Examine the risk factors for all-cause mortality in the elderly, and then develop drugs that address these risk factors at the biomolecular level.

• Statins (e.g., Atorvastatin, Rosuvastatin): HMG-CoA reductase is the rate-limiting enzyme in the mevalonate pathway of cholesterol biosynthesis. Statins competitively inhibit this enzyme, reducing endogenous production of cholesterol, and particularly low-density lipoprotein cholesterol (LDL-C). Reduced intracellular cholesterol production leads to up-regulation of LDL receptor expression on the surface of hepatocytes, allowing enhanced clearance of circulating LDL-C from the bloodstream into the liver for metabolism. By reducing LDL-C cholesterol, statins slow the progression of atherosclerosis, stabilise existing atherosclerotic plaques against potential rupture and inhibit the platelet aggregation that leads to thrombus formation. This all leads to a reduction in cardiovascular disease risk, including a reduction in the incidence of myocardial infarction, stroke and peripheral arterial disease. Studies of patients with coronary artery disease show that statins lead to a 30% reduction in all-cause mortality, and a 42% reduction in cardiovascular disease mortality. Given that these are leading causes of mortality in the elderly, it is safe to say that statins probably delay death in high risk populations.

• Gastrointestinal Lipase Inhibitors (e.g., Orlistat): These drugs prevent fat absorption by binding to and inhibiting gastric and pancreatic lipases within the gastrointestinal tract. This inhibits the breakdown of fats into fatty acids that are small enough to cross the brush border membrane of the small intestine, which therefore inhibits fat absorption. The undigested fat then passes out of your body next time you have a bowel movement. This has the nice side effect of making your stools exceedingly stinky. But that’s better than being obese and metabolically unhealthy.

• Antihypertensive Agents (e.g. ACE Inhibitors and Beta-Blockers): Antihypertensive agents are a broad category encompassing everything from diuretics to calcium channel blockers, ACE inhibitors and beta blockers. Each class lowers blood pressure through distinct mechanisms, which are not relevant to discuss here. What is important to note is that hypertension places increased shear stress on arterial walls, leading to structural damage and endothelial injury. Endothelial dysfunction promotes inflammatory processes, and oxidative damage, which further impairs vascular function. This allows lipid infiltration (particularly LDL-C) through damaged endothelium. The accumulation of lipids and associated recruitment of inflammatory cells leads to the development of atherosclerotic plaques, which grow, calcify and eventually obstruct blood flow or rupture to cause thromboembolic infarction of organs. Since hypertension is a significant risk factor for cardiovascular events, stroke, and other age-related conditions, it makes sense that anti-hypertensive agents increase average lifespan in patients who have it.

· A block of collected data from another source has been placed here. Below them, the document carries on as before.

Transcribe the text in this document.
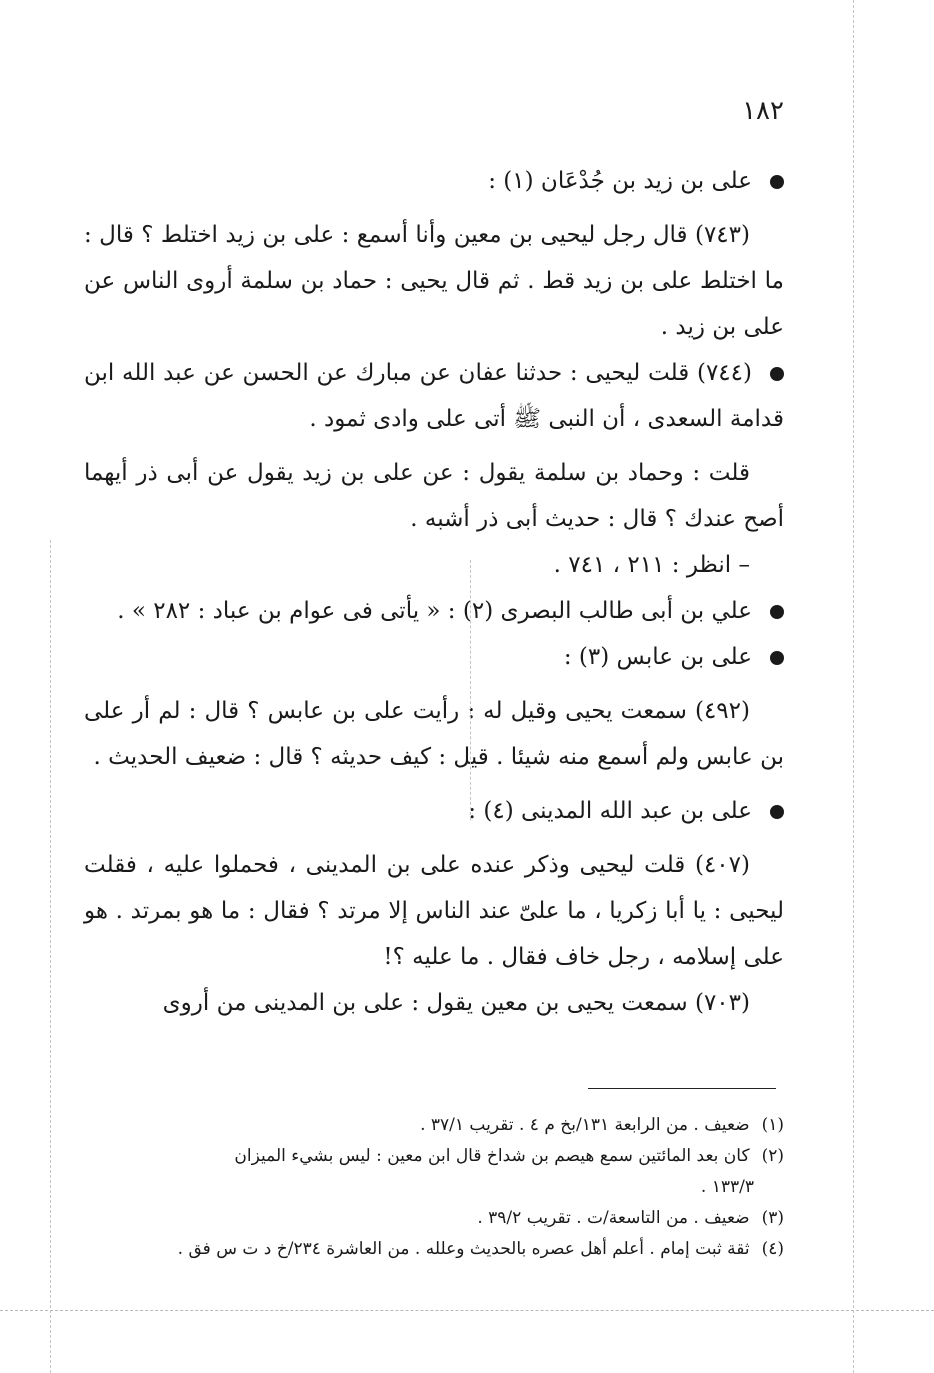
١٨٢

على بن زيد بن جُدْعَان (١) :

(٧٤٣) قال رجل ليحيى بن معين وأنا أسمع : على بن زيد اختلط ؟ قال : ما اختلط على بن زيد قط . ثم قال يحيى : حماد بن سلمة أروى الناس عن على بن زيد .

(٧٤٤) قلت ليحيى : حدثنا عفان عن مبارك عن الحسن عن عبد الله ابن قدامة السعدى ، أن النبى ﷺ أتى على وادى ثمود .

قلت : وحماد بن سلمة يقول : عن على بن زيد يقول عن أبى ذر أيهما أصح عندك ؟ قال : حديث أبى ذر أشبه .

– انظر : ٢١١ ، ٧٤١ .

علي بن أبى طالب البصرى (٢) : « يأتى فى عوام بن عباد : ٢٨٢ » .

على بن عابس (٣) :

(٤٩٢) سمعت يحيى وقيل له : رأيت على بن عابس ؟ قال : لم أر على بن عابس ولم أسمع منه شيئا . قيل : كيف حديثه ؟ قال : ضعيف الحديث .

على بن عبد الله المدينى (٤) :

(٤٠٧) قلت ليحيى وذكر عنده على بن المدينى ، فحملوا عليه ، فقلت ليحيى : يا أبا زكريا ، ما علىّ عند الناس إلا مرتد ؟ فقال : ما هو بمرتد . هو على إسلامه ، رجل خاف فقال . ما عليه ؟!

(٧٠٣) سمعت يحيى بن معين يقول : على بن المدينى من أروى

(١)ضعيف . من الرابعة ١٣١/بخ م ٤ . تقريب ٣٧/١ .

(٢)كان بعد المائتين سمع هيصم بن شداخ قال ابن معين : ليس بشيء الميزان

١٣٣/٣ .

(٣)ضعيف . من التاسعة/ت . تقريب ٣٩/٢ .

(٤)ثقة ثبت إمام . أعلم أهل عصره بالحديث وعلله . من العاشرة ٢٣٤/خ د ت س فق .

• Hydroxymethylbutyrate (HMB): Muscle wasting, or sarcopenia is the progressive loss of muscle mass, strength and function that occurs over the course of your lifespan. From about the fourth decade of life, you will lose about 1% of muscle mass per year. By the time you reach your 70s or 80s, this loss compounds to severely impact your ability to maintain mobility, joint stability, balance and posture. This muscle loss directly leads to increased fall risk, and falls are the leading cause of fatal and non-fatal injuries among the elderly. They rank around 7th in terms of overall causes of death. Supplementation with HMB has been shown to reduce age-related muscle breakdown, especially when combined with resistance training in untrained older adults.

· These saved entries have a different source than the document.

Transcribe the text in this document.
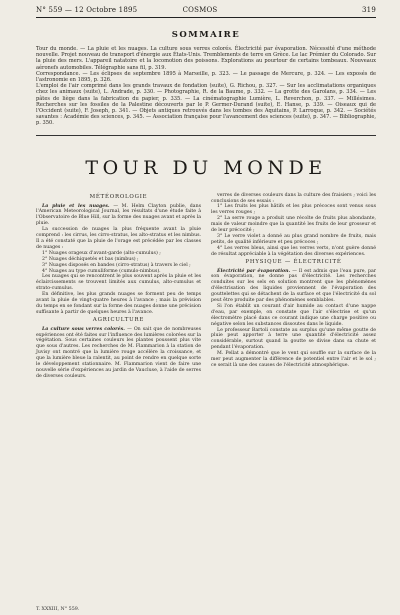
N° 559 — 12 Octobre 1895	COSMOS	319
SOMMAIRE
Tour du monde. — La pluie et les nuages. La culture sous verres colorés. Électricité par évaporation. Nécessité d'une méthode nouvelle. Projet nouveau de transport d'énergie aux États-Unis. Tremblements de terre en Grèce. Le lac Prémier du Colorado. Sur la pluie des mers. L'appareil natatoire et la locomotion des poissons. Explorations au pourtour de certains tombeaux. Nouveaux aéronefs automobiles. Télégraphie sans fil, p. 319.
Correspondance. — Les éclipses de septembre 1895 à Marseille, p. 323. — Le passage de Mercure, p. 324. — Les exposés de l'astronomie en 1895, p. 326.
L'emploi de l'air comprimé dans les grands travaux de fondation (suite), G. Richou, p. 327. — Sur les acclimatations organiques chez les animaux (suite), L. Andrade, p. 330. — Photographie, R. de la Baume, p. 332. — La grotte des Garolans, p. 334. — Les pâtes de liège dans la fabrication du papier, p. 335. — La cinématographie Lumière, L. Reverchon, p. 337. — Millésimes. Recherches sur les fossiles de la Palestine découverts par le P. Germer-Durand (suite), E. Hanse, p. 339. — Oiseaux qui de l'Occident (suite), F. Joseph, p. 341. — Objets antiques retrouvés dans les tombes des Aquitains, P. Larroque, p. 342. — Sociétés savantes : Académie des sciences, p. 345. — Association française pour l'avancement des sciences (suite), p. 347. — Bibliographie, p. 350.
TOUR DU MONDE
MÉTÉOROLOGIE

La pluie et les nuages. — M. Helm Clayton publie, dans l'American Meteorological Journal, les résultats d'une étude faite à l'Observatoire de Blue Hill, sur la forme des nuages avant et après la pluie.

La succession de nuages la plus fréquente avant la pluie comprend : les cirrus, les cirro-stratus, les alto-stratus et les nimbus. Il a été constaté que la pluie de l'orage est précédée par les classes de nuages :

1° Nuages orageux d'avant-garde (alto-cumulus) ;

2° Nuages déchiquetés et bas (nimbus) ;

3° Nuages disposés en bandes (cirro-stratus) à travers le ciel ;

4° Nuages au type cumuliforme (cumulo-nimbus).

Les nuages qui se rencontrent le plus souvent après la pluie et les éclaircissements se trouvent limités aux cumulus, alto-cumulus et strato-cumulus.

En définitive, les plus grands nuages se forment peu de temps avant la pluie de vingt-quatre heures à l'avance ; mais la prévision du temps en se fondant sur la forme des nuages donne une précision suffisante à partir de quelques heures à l'avance.

AGRICULTURE

La culture sous verres colorés. — On sait que de nombreuses expériences ont été faites sur l'influence des lumières colorées sur la végétation. Sous certaines couleurs les plantes poussent plus vite que sous d'autres. Les recherches de M. Flammarion à la station de Juvisy ont montré que la lumière rouge accélère la croissance, et que la lumière bleue la ralentit, au point de rendre en quelque sorte le développement stationnaire. M. Flammarion vient de faire une nouvelle série d'expériences au jardin de Vaucluse, à l'aide de serres de diverses couleurs.

verres de diverses couleurs dans la culture des fraisiers ; voici les conclusions de ses essais :

1° Les fruits les plus hâtifs et les plus précoces sont venus sous les verres rouges ;

2° La serre rouge a produit une récolte de fruits plus abondante, mais de valeur moindre que la quantité les fruits de leur grosseur et de leur précocité ;

3° Le verre violet a donné au plus grand nombre de fruits, mais petits, de qualité inférieure et peu précoces ;

4° Les verres bleus, ainsi que les verres verts, n'ont guère donné de résultat appréciable à la végétation des diverses expériences.

PHYSIQUE — ÉLECTRICITÉ

Électricité par évaporation. — Il est admis que l'eau pure, par son évaporation, ne donne pas d'électricité. Les recherches conduites sur les sels en solution montrent que les phénomènes d'électrisation des liquides proviennent de l'évaporation des gouttelettes qui se détachent de la surface et que l'électricité du sol peut être produite par des phénomènes semblables.

Si l'on établit un courant d'air humide au contact d'une nappe d'eau, par exemple, on constate que l'air s'électrise et qu'un électromètre placé dans ce courant indique une charge positive ou négative selon les substances dissoutes dans le liquide.

Le professeur Bartoli constate au surplus qu'une même goutte de pluie peut apporter à terre une quantité d'électricité assez considérable, surtout quand la goutte se divise dans sa chute et pendant l'évaporation.

M. Pellat a démontré que le vent qui souffle sur la surface de la mer peut augmenter la différence de potentiel entre l'air et le sol ; ce serait là une des causes de l'électricité atmosphérique.

T. XXXIII, N° 559.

• Antiplatelet Agents (e.g. Low-Dose Aspirin): Antiplatelet agents inhibit platelet aggregation–a key step in the formation of arterial clots. The most ubiquitous member of this class is aspirin, which is more commonly known as an over-the-counter pain reliever. Aspirin irreversibly inhibits the COX-1 enzyme in platelets by acetylating a residue at the enzyme’s active site. Since platelets lack a nucleus and cannot generate new proteins or enzymes, this effect lasts the entire 7-10 day lifespan of a platelet cell. Endothelial cells can regenerate COX enzymes because they have nuclei, and thus low-dose aspirin selectively inhibits platelet COX-1 without significantly affecting endothelial COX-2, preserving prostacyclin production and thus maintaining vasodilation. This prevents COX-1 from catalysing the production of prostaglandin from arachadonic acid. Prostaglandin is the precursor of thromboxane A2 (TXA2), which is a potent promoter of platelet activation and aggregation. By reducing the synthesis of TXA2, aspirin inhibits platelet clumping. Thus, long-term low-dose aspirin administration reduces the risk of myocardial infarction by preventing clot formation in coronary arteries. The same effect applies to other arterial blockages that cause ischemic stroke and pulmonary embolism. The evidence that aspirin reduces the incidence of these fatal thrombotic events is conclusive. It reduces cardiovascular disease risk and therefore increases healthspan in at-risk populations, but it doesn’t fundamentally increase maximum human lifespan.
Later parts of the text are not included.